“Let’s not forget that the EU’s structural support will be cut after 2020. This alone will force Lithuania to review its tax policy. We won’t be able to serve our national interests without increasing the share of GDP redistributed via the government budget. The share that Lithuania currently redistributes is among the lowest in the union,” Andriukaitis, a social democrat, said in an interview with the Lietuvos Rytas daily.
Andriukaitis, who is the European Commissioner in charge of health and food safety, noted that the European Commission had said Lithuania needed to expand its tax base which was over-reliant on labour and consumption levies.
He said Lithuanian society needs to start a discussion on tax reform, including the possibility of introducing progressive taxation, otherwise the government will be hard-pressed to finance public services like healthcare, education, research, and culture.
“In Lithuania, we have extreme gaps between highest-earners and lowest-earners,” Andriukaitis said.

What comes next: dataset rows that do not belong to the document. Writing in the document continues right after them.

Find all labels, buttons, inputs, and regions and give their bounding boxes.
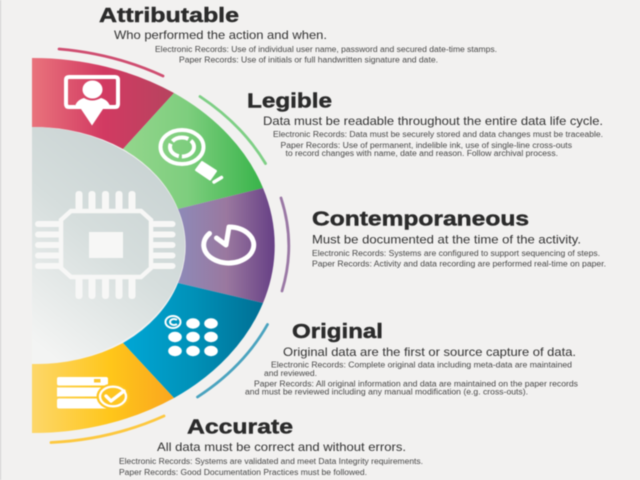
accent arcs	[51, 49, 289, 442]
heading: Original	[292, 320, 383, 343]
electronic records: Electronic Records: Data must be securely stored and data changes must be traceable.	[273, 130, 603, 139]
text block: accurate	[119, 416, 423, 477]
text block: original	[245, 320, 578, 396]
definition: Must be documented at the time of the activity.	[312, 232, 581, 246]
icon: microchip	[35, 191, 176, 299]
segment: attributable	[32, 58, 174, 149]
heading: Contemporaneous	[312, 208, 529, 230]
text block: attributable	[99, 4, 497, 64]
arc: accurate	[51, 416, 164, 442]
text block: contemporaneous	[312, 208, 606, 268]
semicircle diagram	[32, 58, 275, 433]
centre semicircle	[32, 127, 185, 364]
arc: legible	[200, 96, 266, 164]
segment: accurate	[32, 343, 174, 433]
electronic records: Electronic Records: Complete original data including meta-data are maintained	[271, 360, 572, 370]
segment: original	[123, 283, 263, 398]
paper records continued: and must be reviewed including any manual modification (e.g. cross-outs).	[245, 388, 528, 396]
paper records: Paper Records: Use of initials or full handwritten signature and date.	[179, 56, 438, 64]
icon: magnifier	[160, 130, 222, 182]
paper records: Paper Records: Good Documentation Practices must be followed.	[119, 468, 367, 477]
heading: Legible	[247, 90, 332, 112]
icon: person pin	[66, 77, 118, 126]
icon: server check	[57, 377, 130, 410]
icon: clock	[204, 227, 254, 263]
electronic records: Electronic Records: Use of individual user name, password and secured date-time stamps.	[155, 45, 497, 54]
electronic records: Electronic Records: Systems are validated and meet Data Integrity requirements.	[119, 457, 423, 466]
segment: contemporaneous	[178, 188, 275, 303]
arc: contemporaneous	[281, 198, 289, 291]
paper records: Paper Records: All original information and data are maintained on the paper records	[254, 380, 578, 388]
electronic records: Electronic Records: Systems are configured to support sequencing of steps.	[312, 249, 600, 258]
paper records: Paper Records: Use of permanent, indelible ink, use of single-line cross-outs	[280, 141, 572, 150]
definition: Who performed the action and when.	[114, 28, 327, 42]
icon: keypad with copyright	[166, 316, 218, 356]
definition: Original data are the first or source capture of data.	[283, 345, 576, 359]
heading: Attributable	[99, 4, 239, 27]
paper records continued: to record changes with name, date and reason. Follow archival process.	[286, 149, 558, 158]
arc: original	[198, 324, 268, 397]
paper records: Paper Records: Activity and data recording are performed real-time on paper.	[312, 260, 606, 268]
definition: All data must be correct and without errors.	[157, 440, 406, 454]
text block: legible	[247, 90, 603, 158]
electronic records continued: and reviewed.	[264, 369, 317, 378]
arc: attributable	[59, 49, 163, 76]
heading: Accurate	[187, 416, 293, 438]
definition: Data must be readable throughout the entire data life cycle.	[263, 114, 603, 128]
left edge line	[0, 0, 1, 480]
segment: legible	[123, 93, 263, 209]
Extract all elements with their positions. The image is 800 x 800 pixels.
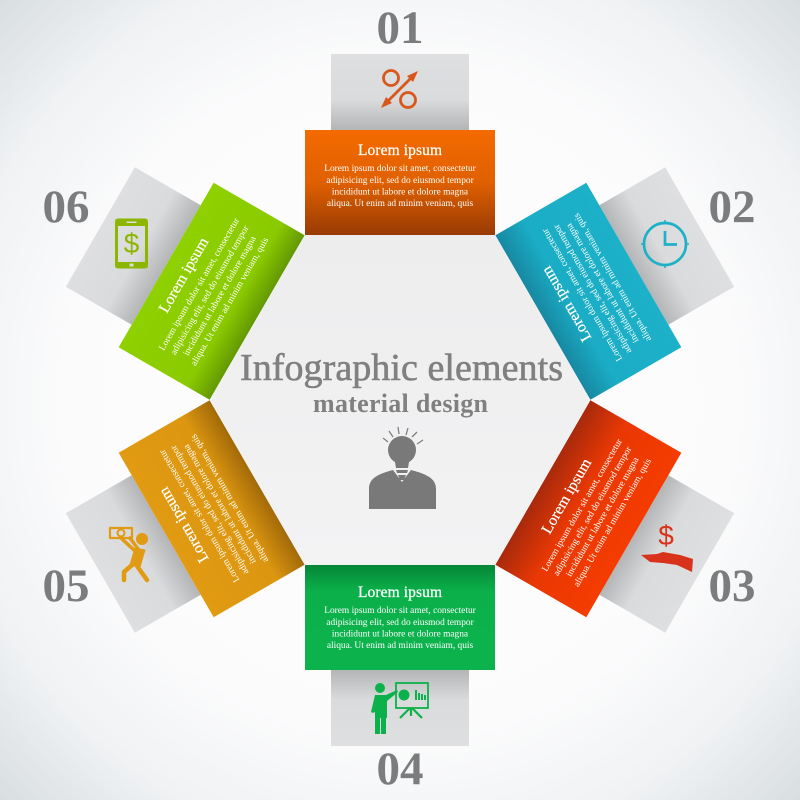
grey icon card 02 (599, 167, 734, 325)
subtitle: material design (313, 389, 489, 418)
body text 06: incididunt ut labore et dolore magna (182, 234, 259, 358)
icon: smartphone with dollar: $ (124, 228, 140, 259)
icon: person lifting banknote (110, 528, 148, 580)
orange text box 01 (305, 130, 495, 235)
body text 05: aliqua. Ut enim ad minim veniam, quis (189, 432, 271, 564)
grey icon card 06 (66, 167, 201, 325)
body text 02: Lorem ipsum dolor sit amet, consectetur (540, 226, 625, 363)
body text 03: Lorem ipsum dolor sit amet, consectetur (541, 437, 625, 574)
body text 03: adipisicing elit, sed do eiusmod tempor (552, 444, 635, 578)
panel: 04 presentation (305, 565, 495, 795)
number 01: 01 (376, 2, 424, 54)
body text 04: Lorem ipsum dolor sit amet, consectetur (324, 606, 477, 616)
heading 05: Lorem ipsum (156, 484, 212, 565)
body text 05: adipisicing elit, sed do eiusmod tempor (169, 442, 252, 576)
body text 01: aliqua. Ut enim ad minim veniam, quis (327, 199, 474, 209)
icon: hand with dollar: $ (658, 520, 674, 551)
icon: percent with arrows (381, 70, 418, 108)
heading 06: Lorem ipsum (156, 235, 212, 316)
central hexagon (210, 235, 590, 565)
heading 01: Lorem ipsum (358, 142, 442, 159)
body text 02: incididunt ut labore et dolore magna (564, 221, 641, 344)
icon: smartphone with dollar (116, 219, 148, 268)
number 05: 05 (42, 560, 90, 612)
title: Infographic elements (240, 347, 563, 389)
body text 01: incididunt ut labore et dolore magna (332, 188, 469, 198)
body text 03: aliqua. Ut enim ad minim veniam, quis (572, 457, 654, 589)
body text 02: aliqua. Ut enim ad minim veniam, quis (572, 211, 654, 343)
heading 02: Lorem ipsum (538, 263, 595, 344)
body text 03: incididunt ut labore et dolore magna (565, 455, 642, 579)
body text 06: aliqua. Ut enim ad minim veniam, quis (189, 236, 271, 368)
body text 04: aliqua. Ut enim ad minim veniam, quis (327, 641, 474, 651)
body text 01: Lorem ipsum dolor sit amet, consectetur (324, 164, 477, 174)
icon: clock (641, 220, 689, 268)
red text box 03 (495, 400, 681, 617)
body text 05: Lorem ipsum dolor sit amet, consectetur (157, 447, 242, 584)
grey icon card 05 (66, 475, 201, 633)
body text 01: adipisicing elit, sed do eiusmod tempor (326, 176, 475, 186)
icon: presenter at board (371, 683, 428, 734)
panel: 02 clock (495, 167, 756, 400)
grey icon card 03 (599, 475, 734, 633)
icon: hand with dollar (641, 520, 693, 572)
panel: 06 phone (42, 167, 305, 400)
body text 02: adipisicing elit, sed do eiusmod tempor (552, 221, 634, 355)
panel: 05 person lifting money (42, 400, 305, 633)
body text 06: adipisicing elit, sed do eiusmod tempor (169, 223, 252, 357)
panel: 01 percent (305, 2, 495, 235)
body text 06: Lorem ipsum dolor sit amet, consectetur (158, 216, 243, 353)
number 03: 03 (708, 560, 756, 612)
heading 04: Lorem ipsum (358, 584, 442, 601)
number 06: 06 (42, 181, 90, 233)
heading 03: Lorem ipsum (538, 456, 595, 537)
lime text box 06 (119, 183, 305, 400)
panel: 03 money in hand (495, 400, 756, 633)
body text 04: adipisicing elit, sed do eiusmod tempor (326, 618, 475, 628)
icon: person with light bulb head (369, 427, 436, 509)
body text 05: incididunt ut labore et dolore magna (182, 442, 259, 565)
number 04: 04 (376, 743, 424, 795)
grey icon card 01 (331, 54, 469, 130)
body text 04: incididunt ut labore et dolore magna (332, 630, 469, 640)
number 02: 02 (708, 181, 756, 233)
teal text box 02 (495, 183, 681, 400)
green text box 04 (305, 565, 495, 670)
amber text box 05 (119, 400, 305, 617)
grey icon card 04 (331, 670, 469, 746)
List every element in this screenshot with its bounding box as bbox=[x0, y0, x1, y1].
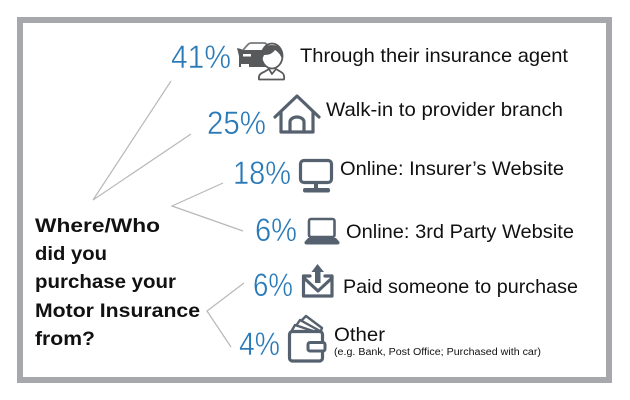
row: insurer website: 18% bbox=[233, 155, 291, 191]
question heading bbox=[35, 215, 200, 350]
row: insurance agent bbox=[171, 39, 569, 80]
icon: laptop bbox=[304, 219, 340, 244]
row: paid someone: 6% bbox=[253, 267, 293, 303]
icon: house bbox=[275, 96, 319, 132]
row: paid someone bbox=[253, 264, 578, 303]
icon: envelope with up arrow bbox=[304, 264, 332, 296]
row: other: 4% bbox=[239, 326, 280, 362]
row: third party website: 6% bbox=[255, 212, 297, 248]
row: provider branch bbox=[207, 96, 563, 141]
row: other bbox=[239, 316, 541, 362]
icon: car and agent bbox=[237, 43, 284, 80]
row: other: (e.g. Bank, Post Office; Purchased with car) bbox=[334, 347, 541, 358]
row: provider branch: Walk-in to provider branch bbox=[326, 99, 563, 121]
question heading: purchase your bbox=[35, 271, 176, 293]
row: provider branch: 25% bbox=[207, 105, 266, 141]
row: other: Other bbox=[334, 324, 386, 346]
row: insurance agent: 41% bbox=[171, 39, 231, 75]
connector lines: online bbox=[172, 183, 243, 231]
connector lines: paid and other bbox=[207, 283, 244, 347]
icon: wallet bbox=[290, 316, 325, 361]
question heading: from? bbox=[35, 328, 95, 350]
row: third party website bbox=[255, 212, 574, 248]
row: third party website: Online: 3rd Party Website bbox=[346, 221, 574, 243]
question heading: Motor Insurance bbox=[35, 300, 200, 322]
row: insurer website bbox=[233, 155, 564, 192]
row: insurer website: Online: Insurer’s Website bbox=[340, 158, 564, 180]
connector lines: agent and branch bbox=[93, 81, 191, 200]
row: paid someone: Paid someone to purchase bbox=[343, 276, 578, 298]
icon: desktop monitor bbox=[300, 160, 332, 192]
row: insurance agent: Through their insurance agent bbox=[300, 45, 569, 67]
question heading: did you bbox=[35, 243, 107, 265]
question heading: Where/Who bbox=[35, 215, 160, 237]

“The social democrats must first decide on their social policy encompassing all areas: free higher education, free healthcare in life-threatening cases, protecting the individual from being pressured by their employer, finally, a fairer taxation policy,” Andriukaitis said.
The biggest challenge, however, he said was the “tragic” demographic situation in the country. Negative natural growth and massive emigration has bled the country’s population at unsustainable rates.
“What are we to do? Shouldn’t we take care of young families? They need decent wages, housing loans, schools, kindergartens. These are social goods that cannot be produced without expanding the government budget,” Andriukaitis said. “If politicians do not get that, I wonder if they’re in their right place.”